Not that I’m aware of.

@mitzimorris I finally got a chance to check out your commits (have been a little mia this month). Thank you so much for resolving the issue.

Is there a chance to get the solve in the next Stan release?
I would be beneficial for function approximation as asked here:
https://discourse.mc-stan.org/t/curve-fitting-including-convexity-constraint/9077/15

1 Like

There are technical issues for the general implementation of a quadratic optimizer with linear constraints. Yes, we can solve the problem, and yes we can compute derivatives where they exist. But the resulting posterior is non-smooth at the boundaries, which is a problem for HMC. See this discussion here.

But then I would expect this is also true for the current algebra_solver. Depending on the
tolerance \epsilon > 0 this will create a non-smooth posterior. Is that true?

No. \epsilon is not a model parameter, you can only pass it as a double.

Maybe I misunderstood your query?

The algebraic solver requires full rank algebraic systems, otherwise the Jacobian is ill-posed and the function errs out. The quadratic solver is full rank in the interior but becomes rank deficient on the boundaries. In other words there are no inconsistencies.

Thank you. I was thinking about the solver as a numerical approximation. The solver may stop in any interval [-\epsilon, +\epsilon]. What happen to the derivatives? They may be far off.
This all would be no problem, if not my (or others) Stan programs gets stuck from time to time using
the algebra solver.

It’s true that the solution and furthermore all the derivatives we compute with autodiff are numerical approximations. What matters is that the error is not too large.

Ideally, you would set \epsilon to be small enough to get “sufficient” precision (i.e. your inference doesn’t get better if you make \epsilon smaller). The error in the solution propagates to the derivatives. So it’s not that the posterior is not smooth, rather that we’re doing a poor job evaluating the log density and the gradient.

my (or others) Stan programs gets stuck from time to time using the algebra solver.

Could you describe the exact symptoms? I’ve observed shortcomings with the solver and there may be tricks to get improved behavior. I’m also working on a better solver.

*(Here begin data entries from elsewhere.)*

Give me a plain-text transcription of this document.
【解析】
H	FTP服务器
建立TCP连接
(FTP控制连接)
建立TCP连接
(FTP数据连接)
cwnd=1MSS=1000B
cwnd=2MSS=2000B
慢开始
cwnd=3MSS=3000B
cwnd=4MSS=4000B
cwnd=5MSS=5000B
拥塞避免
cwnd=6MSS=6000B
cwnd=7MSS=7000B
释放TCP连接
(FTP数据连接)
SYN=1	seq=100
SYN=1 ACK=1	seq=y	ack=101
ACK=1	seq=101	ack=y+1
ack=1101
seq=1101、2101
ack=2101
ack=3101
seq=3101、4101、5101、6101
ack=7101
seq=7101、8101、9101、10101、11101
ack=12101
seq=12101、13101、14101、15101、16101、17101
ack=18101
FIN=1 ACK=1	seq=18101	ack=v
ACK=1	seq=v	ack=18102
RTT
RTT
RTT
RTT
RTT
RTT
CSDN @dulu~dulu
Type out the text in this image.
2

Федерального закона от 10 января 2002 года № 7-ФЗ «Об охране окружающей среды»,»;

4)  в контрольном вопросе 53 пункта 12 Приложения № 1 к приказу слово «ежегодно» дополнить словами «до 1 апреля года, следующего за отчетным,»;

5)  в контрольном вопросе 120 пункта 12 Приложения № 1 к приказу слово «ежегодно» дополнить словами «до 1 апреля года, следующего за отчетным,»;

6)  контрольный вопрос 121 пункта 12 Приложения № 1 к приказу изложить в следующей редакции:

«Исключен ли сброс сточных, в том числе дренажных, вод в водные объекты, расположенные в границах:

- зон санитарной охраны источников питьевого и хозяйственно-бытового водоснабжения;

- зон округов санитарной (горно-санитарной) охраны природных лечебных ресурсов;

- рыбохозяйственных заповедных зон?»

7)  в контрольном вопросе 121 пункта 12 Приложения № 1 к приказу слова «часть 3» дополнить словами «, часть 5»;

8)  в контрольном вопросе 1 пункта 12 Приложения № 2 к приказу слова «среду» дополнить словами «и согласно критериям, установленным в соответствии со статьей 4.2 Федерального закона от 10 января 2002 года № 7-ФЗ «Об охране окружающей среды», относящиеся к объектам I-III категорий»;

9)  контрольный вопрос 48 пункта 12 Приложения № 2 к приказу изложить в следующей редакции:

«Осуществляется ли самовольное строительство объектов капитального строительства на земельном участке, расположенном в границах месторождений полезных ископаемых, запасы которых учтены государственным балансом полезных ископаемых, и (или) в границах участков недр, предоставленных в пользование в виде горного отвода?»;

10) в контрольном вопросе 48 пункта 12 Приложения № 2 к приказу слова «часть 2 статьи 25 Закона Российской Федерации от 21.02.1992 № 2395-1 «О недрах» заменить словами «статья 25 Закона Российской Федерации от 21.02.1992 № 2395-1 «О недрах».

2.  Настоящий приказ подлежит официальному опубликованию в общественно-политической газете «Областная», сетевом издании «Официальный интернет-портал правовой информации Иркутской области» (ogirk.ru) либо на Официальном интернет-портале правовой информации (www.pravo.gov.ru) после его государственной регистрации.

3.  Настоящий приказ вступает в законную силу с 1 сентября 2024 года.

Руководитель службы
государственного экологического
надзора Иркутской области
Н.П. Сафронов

The Stan program with solver runs forever in the sampling period. I’m calculating the inverse of some log_sum_exp expected value problem in a planning system. It’s Markov chain systems (M/M systems).
The equations should be well behaved.

Currently I’m solving.

  vector algebra_system(vector y,  // unknowns
                        vector theta,  // parameters
                        real[] dat,
                        int[] dat_int) {
    vector[2] EV = E_value(y[1], y[2], theta[26:28], theta[1:25]);
    vector[2] f_x;
    f_x[1] = dat[1] - EV[1];
    f_x[2] = dat[2] - EV[2];
    return f_x;
  }

(I’d rather not like to share the function E_value, not because I’m not willing, but to avoid intellectual problems.)
dat is my target, but I could also minimize:

(EV[1] - dat[1])^2 + (EV[2] - dat[2])^2

I naively changed Stan’s algebra_solver.hpp to try use Eigen’s LevenbergMarquardt Algorithm:

line 156
Eigen::LevenbergMarquardt solver(fx);
line 167
solver.minimize(theta_dbl);

Since it also “solves” minimizes to f(x) = 0 by minimizing the squared error at 0.

See references here: https://stackoverflow.com/questions/18509228/how-to-use-the-eigen-unsupported-levenberg-marquardt-implementation

But it gives me some resize() exception. Although I admit I didn’t understand what’s going on in
the C++ file in all details.

You could try writing a vanilla Newton solver in Stan’s functions block and use this instead of the algebraic solver. If the problem is quasi-convex and doesn’t require too many iterations to solve, you might get some speed up. I have a branch with the Newton solver in math, but I haven’t exposed it to the language yet.

You should also make sure the calculations in E_value are efficient. Bottlenecks can arise with matrix calculations. Some general guidelines: avoid direct matrix inversion, use functions that take advantage of symmetry, etc. Of course, without seeing E_value it’s hard to prescribe anything specific.